Because the mouse carries virtually the same set of genes as the human but can be used in laboratory research, this information will allow scientists to experimentally test and learn more about the function of human genes, leading to better understanding of human disease and improved treatments and cures.

The mouse genome sequence shows the order of the DNA chemical bases A, T, C, and G along the 20 chromosomes of a female mouse of the "Black 6" strain--the most commonly used mouse in biomedical research. It includes more than 96 percent of the mouse genome with long, continuous stretches of DNA sequence and represents a sevenfold coverage of the genome. This means that the location of every base, or DNA letter, in the mouse genome was determined an average of seven times, a frequency that ensures a high degree of accuracy.

Earlier this year, the mouse consortium announced that it had assembled the draft sequence of the mouse and deposited it into public databases. The consortium's paper last week reports the initial description and analysis of this text and the first global look at the similarities and differences in the genomic landscapes of the human and mouse.

The draft sequence of the mouse genome was assembled by the Mouse Genome Sequencing Consortium, an international team of scientists at the Whitehead Institute in Cambridge, Mass., Washington University in St. Louis, and the Wellcome Trust Sanger Institute and the European Bioinformatics Institute, in Hinxton, England. The project was funded in part by the National Human Genome Research Institute of the National Institutes of Health and the Wellcome Trust in the U.K.

The sequencing centers were joined in the analysis effort by scientists from 27 institutions in six countries. These include Haussler's group at UCSC, as well as computational biologists at Pennsylvania State University, Oxford University in England, the Institute for Systems Biology in Seattle, Washington University, and the Universitat Pompeu Fabra in Barcelona, Spain, among others.

The sequence information from the mouse consortium has been immediately and freely released to the world, without restrictions on its use or redistribution. The information is scanned daily by scientists in academia and industry, as well as by commercial database companies, providing key information services to biotechnologists.

The work reported in this paper will serve as a basis for research and discovery in the coming decades. Such research will have profound long-term consequences for medicine. It will help elucidate the underlying molecular mechanisms of disease. This in turn will allow researchers to design better drugs and therapies for many illnesses.

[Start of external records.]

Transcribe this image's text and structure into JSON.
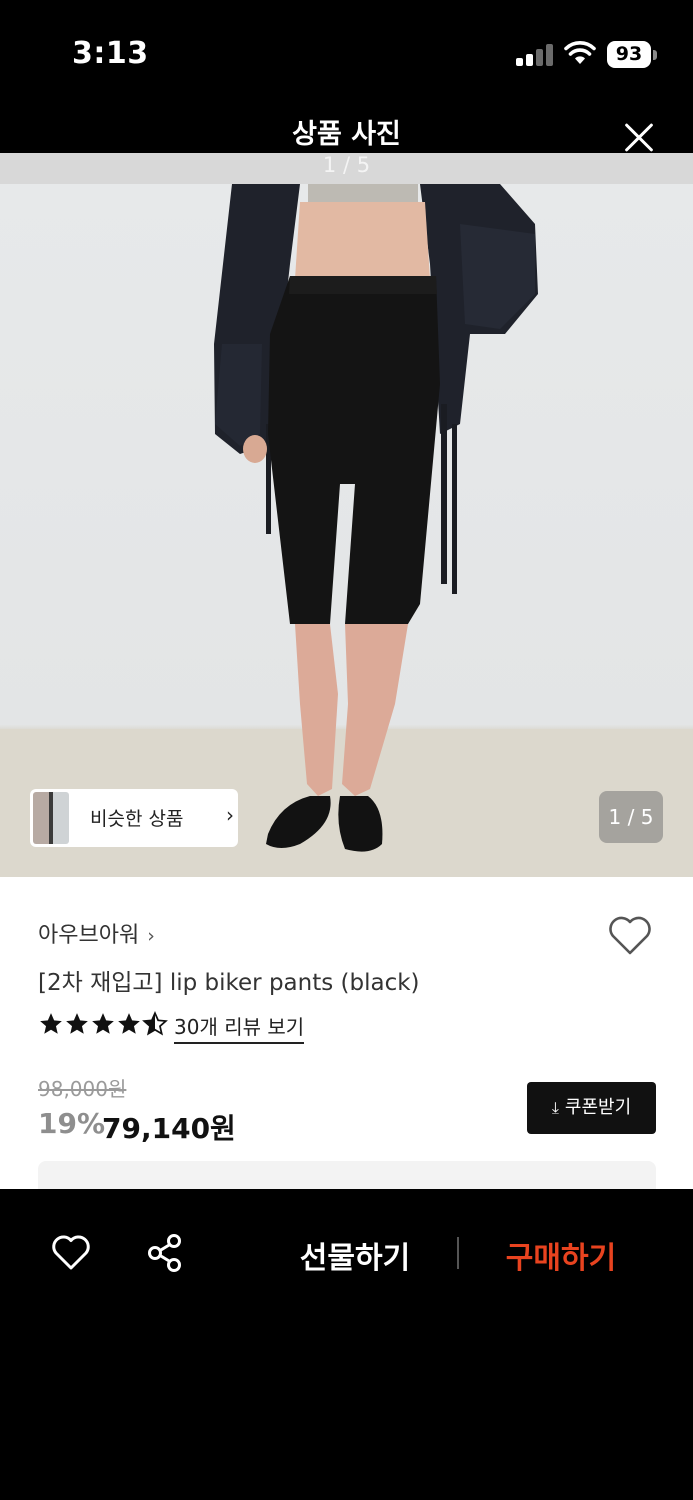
{
  "status_bar": {
    "time": "3:13",
    "battery": "93"
  },
  "modal": {
    "title": "상품 사진",
    "image_counter": "1 / 5"
  },
  "photo": {
    "alt": ""
  },
  "similar": {
    "label": "비슷한 상품",
    "chevron": "›"
  },
  "image_counter": "1 / 5",
  "product": {
    "brand": "아우브아워",
    "brand_chevron": "›",
    "name": "[2차 재입고] lip biker pants (black)",
    "rating": 4.5,
    "review_link": "30개 리뷰 보기",
    "original_price": "98,000원",
    "discount": "19%",
    "sale_price": "79,140원"
  },
  "coupon": {
    "icon": "download-icon",
    "label": "쿠폰받기",
    "glyph": "⤓"
  },
  "bottom_bar": {
    "gift_label": "선물하기",
    "buy_label": "구매하기",
    "buy_color": "#e8431f"
  }
}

"Publishing the sequence in 2001 of the first mammalian genome--our own--was a remarkable and historical achievement. To sequence another mammalian genome in less than two years and to discover the treasure trove of information one can derive from a comparison of the two is beyond nearly anyone's dreams. It constitutes a tremendously exciting and defining moment for biomedical research," said Francis Collins, director of the National Human Genome Research Institute.

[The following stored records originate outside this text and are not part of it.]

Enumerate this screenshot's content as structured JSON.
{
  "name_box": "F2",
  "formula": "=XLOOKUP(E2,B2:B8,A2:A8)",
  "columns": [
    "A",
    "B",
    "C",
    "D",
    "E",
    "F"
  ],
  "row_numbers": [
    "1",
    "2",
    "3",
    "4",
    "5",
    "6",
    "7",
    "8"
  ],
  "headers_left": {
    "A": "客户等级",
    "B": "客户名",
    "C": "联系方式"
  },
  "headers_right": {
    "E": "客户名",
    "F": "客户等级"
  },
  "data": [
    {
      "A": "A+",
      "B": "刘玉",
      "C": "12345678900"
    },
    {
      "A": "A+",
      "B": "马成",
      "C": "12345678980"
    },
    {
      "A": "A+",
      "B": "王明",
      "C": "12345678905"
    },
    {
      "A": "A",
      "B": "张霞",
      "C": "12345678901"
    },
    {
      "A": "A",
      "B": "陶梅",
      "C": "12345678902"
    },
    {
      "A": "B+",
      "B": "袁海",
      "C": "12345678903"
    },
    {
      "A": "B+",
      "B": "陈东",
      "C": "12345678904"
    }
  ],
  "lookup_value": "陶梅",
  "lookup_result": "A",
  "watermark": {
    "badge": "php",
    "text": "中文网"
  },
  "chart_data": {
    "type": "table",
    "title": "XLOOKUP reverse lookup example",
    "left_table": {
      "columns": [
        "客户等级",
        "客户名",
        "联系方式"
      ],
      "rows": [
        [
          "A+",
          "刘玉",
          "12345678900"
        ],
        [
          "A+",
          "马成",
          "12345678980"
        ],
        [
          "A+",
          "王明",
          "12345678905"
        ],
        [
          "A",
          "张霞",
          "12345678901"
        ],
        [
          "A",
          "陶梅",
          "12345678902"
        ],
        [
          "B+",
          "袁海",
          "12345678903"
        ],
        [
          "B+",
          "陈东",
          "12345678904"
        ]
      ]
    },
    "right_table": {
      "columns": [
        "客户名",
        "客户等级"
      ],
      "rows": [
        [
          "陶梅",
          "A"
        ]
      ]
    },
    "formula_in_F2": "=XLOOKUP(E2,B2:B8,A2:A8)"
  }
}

"This is an extraordinary milestone. For the first time we have an opportunity to see ourselves in an evolutionary mirror," said Eric Lander, director of the Whitehead/MIT Center for Genome Research. "The mouse genome represents a very important chapter in evolution's lab notebook. Being able to read this notebook and compare genomic information across species allows us to glean important information about ourselves."

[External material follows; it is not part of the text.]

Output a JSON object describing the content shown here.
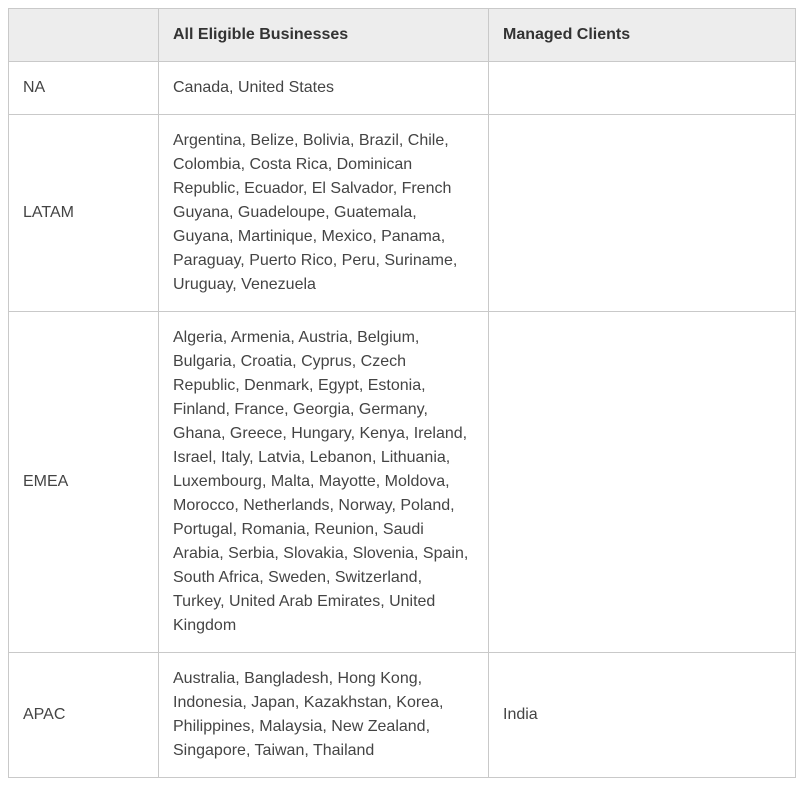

Additional details of the analysis of the mouse and human genomes are described on the Whitehead Center's web site.

All of the results from this analysis can be found at the UCSC genome bioinformatics web site, as well as at sites maintained by the National Center for Biotechnology Information at the National Library of Medicine and by the European Bioinformatics Institute.

The project is funded by grants from government agencies and public charities in the various countries. These include the National Human Genome Research Institute at the U.S. National Institutes of Health, the Wellcome Trust in England, and the U.S. Department of Energy, as well as agencies in Japan, France, Germany, and China.